We have also now received responses from over 200 clubs to a survey which specifically targets sustainability during the current crisis.
This information is vitally important to us as we continue to formulate plans to return to rugby. The information we have received from our clubs will help us to ensure that they emerge with us intact into a post-lockdown world when the time is right and that they emerge ready to return to positions at the heart of communities throughout Wales.
There is more information to come about this survey and its relationship to potential further funding, but suffice to say this kind of information gathering and our collective response will continue to pay dividends in the long term and presents us with a huge opportunity to create a financially stable club environment for the future.
All the decisions we are taking on funding are geared towards, support, maintenance and survival of our member clubs.
We issued a payment to our clubs of £1,000 each in March from a hardship fund designed to help combat the effects of the current crisis, this was on top of specific funding to clubs which had been affected be the recent flooding issues after Storm Dennis, and our regular quarterly audit payment to clubs was made as normal at the end of April.
Given these payments and external support from Welsh Government, the Survey indicates that the majority of our clubs will continue to be sustainable for a minimum of six months.
This is excellent news given the current situation, but we know that this would not be the case if this support wasn’t available and we are concerned that some clubs may still be falling through the cracks in terms of accessing Welsh Government funding.

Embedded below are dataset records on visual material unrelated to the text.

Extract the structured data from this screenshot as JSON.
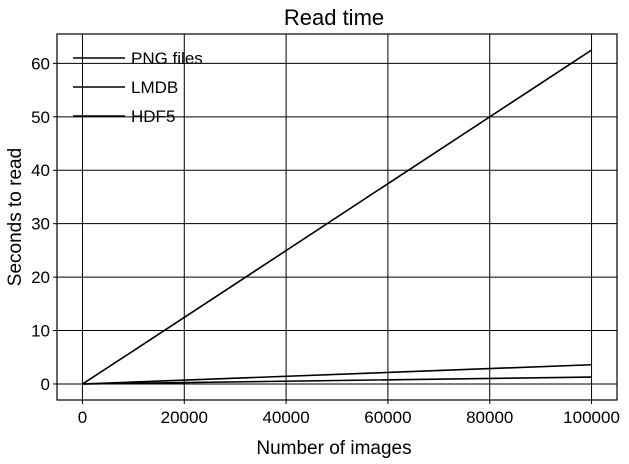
{
  "chart_data": {
    "type": "line",
    "title": "Read time",
    "xlabel": "Number of images",
    "ylabel": "Seconds to read",
    "xlim": [
      -5000,
      105000
    ],
    "ylim": [
      -3,
      65.5
    ],
    "x_ticks": [
      0,
      20000,
      40000,
      60000,
      80000,
      100000
    ],
    "y_ticks": [
      0,
      10,
      20,
      30,
      40,
      50,
      60
    ],
    "grid": true,
    "legend_position": "top-left",
    "colors": {
      "line": "#000000",
      "grid": "#000000",
      "background": "#ffffff"
    },
    "x": [
      10,
      100,
      1000,
      10000,
      100000
    ],
    "series": [
      {
        "name": "PNG files",
        "values": [
          0.006,
          0.06,
          0.62,
          6.2,
          62.5
        ]
      },
      {
        "name": "LMDB",
        "values": [
          0.0004,
          0.004,
          0.035,
          0.36,
          3.6
        ]
      },
      {
        "name": "HDF5",
        "values": [
          0.0001,
          0.0013,
          0.013,
          0.13,
          1.3
        ]
      }
    ]
  }
}
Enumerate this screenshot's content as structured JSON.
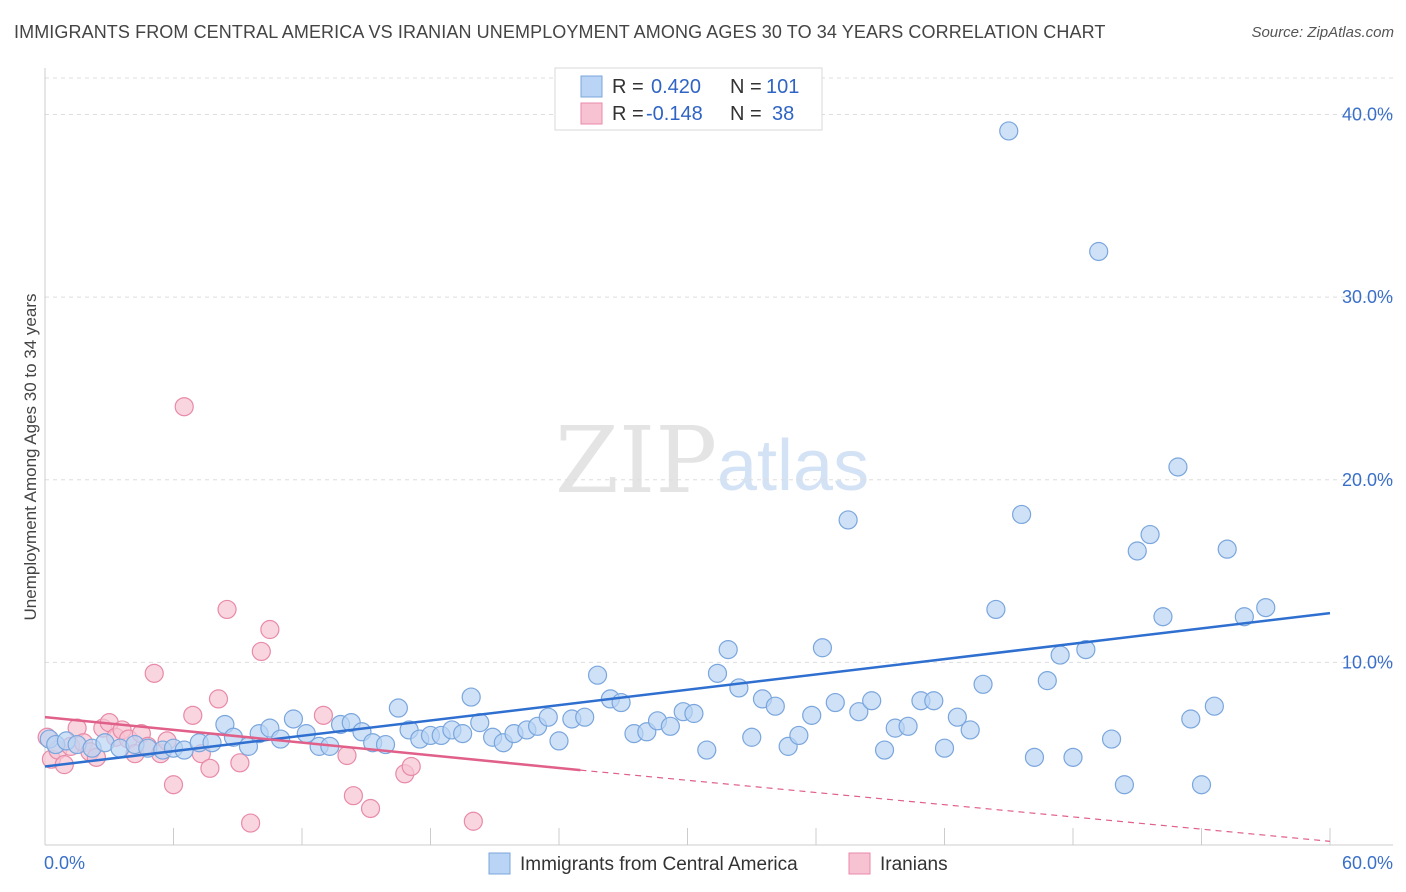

While our clubs have been widely impacted by Storm Dennis and the Covid-19 Pandemic, for some their financial situation cannot be fully on account of these situations.
Some clubs have reported just one or two months of reserves available to them in April 2020 and this suggests a club living beyond its means.
I don’t make this point to criticise individuals or even specific clubs, but to point to the opportunity for us all to work together to ensure financial models throughout our game are sustainable and fit for purpose.
We will do this together, just as we will emerge from this current situation as one. We are the Welsh Rugby Union, a union of clubs, and we are here for you just as you are here for us.
Yours in rugby,
Gareth Davies
WRU chairman
Rugby law change:-
The World Rugby Council has announced that, with immediate effect, it will no longer be possible to score a try by grounding the ball against the post protector unless the ball is touching the goal-line. At its meeting today, the World Rugby Council approved a minor amendment to Law 8.2 relating to scoring against the base of the post.
The minor amendment to Law 8.2 was approved by the World Rugby Council during its special meeting held via teleconference today and follows a recommendation by the international federation’s Rugby Committee and specialist Laws Review Group.
With defending players currently legally obliged to stay behind the goal-line and post-protector shape and size increasing for welfare reasons, it is increasingly difficult for teams to legally defend this area.
In some extreme cases, post protectors have been lifted or moved by defending teams, leaving the posts exposed and therefore increasing the risk of injury.
The amended law will now read: The post protector is no longer an extension of the goal-line and therefore Law 8.2 (a) will read: A try is scored when the attacking player a) is first to ground the ball in the opponents’ in-goal.